Torcida não aprova chegada do técnico brasileiro por elogios feitos a Pinochet em entrevista de 1998

A torcida organizada Antisfascistas de La Garra Blanca, do Colo-Colo, escreveu uma nota de repúdio à possível contratação de Felipão pelo time chileno. A principal razão foram comentários elogiosos do treinador ao ditador Augusto Pinochet em 1998.

Pinochet governou o Chile entre 1973 e 1990, em um governo com brutal repressão contra opositores. O ditador saiu do poder após ser preso na Espanha por violações aos direitos humanos. Posteriormente, descobriu-se que Pinochet também tinha desviado US$ 17 milhões de dólares para contas fora do país.

Na entrevista de 1998, concedida à Jovem Pan, Felipão afirmou que Pinochet fizera 'muita coisa boa também'. "Ajeitou muitas coisas lá (no Chile). O pessoal estava meio desajeitado.

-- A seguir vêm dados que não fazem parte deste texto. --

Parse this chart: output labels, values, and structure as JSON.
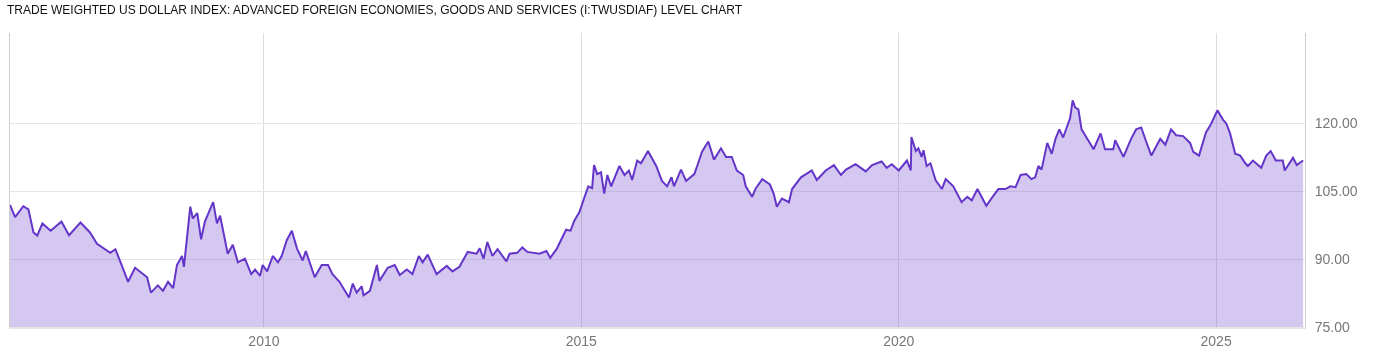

Ele pode ter feito uma ou outra retaliaçãozinha aqui e ali, mas fez muito mais do que não fez. Há determinados momentos que ou o pessoal se ajeita ou a anarquia toma conta", afirmou o treinador na ocasião, falando sobre a tortura praticada pelos agentes da ditadura chilena. Posteriormente, em 2005, Felipão manteve as declarações durante entrevista ao programa Roda Viva, da TV Cultura.

"Não ao fascismo no Colo-Colo, não ao Pinochetismo no nosso clube, nosso clube tem origens populares e rebeldes, por isso nunca as trajetórias e triunfos de alguém vão se sobrepor ao seu pensamento, sua posição política e sobre todos os seus valores humanos", escreveu a Garra Blanca na nota, prometendo declarar guerra a Felipão ou qualquer outro que abrace práticas e ideias fascistas.

Segundo o jornal local La Tercera, os elogios de Felipão a Pinochet seriam uma razão para que membros da diretoria ficassem reticentes com a contratação, ainda mais em um momento no qual o Chile passou por grandes protestos e está muito polarizado.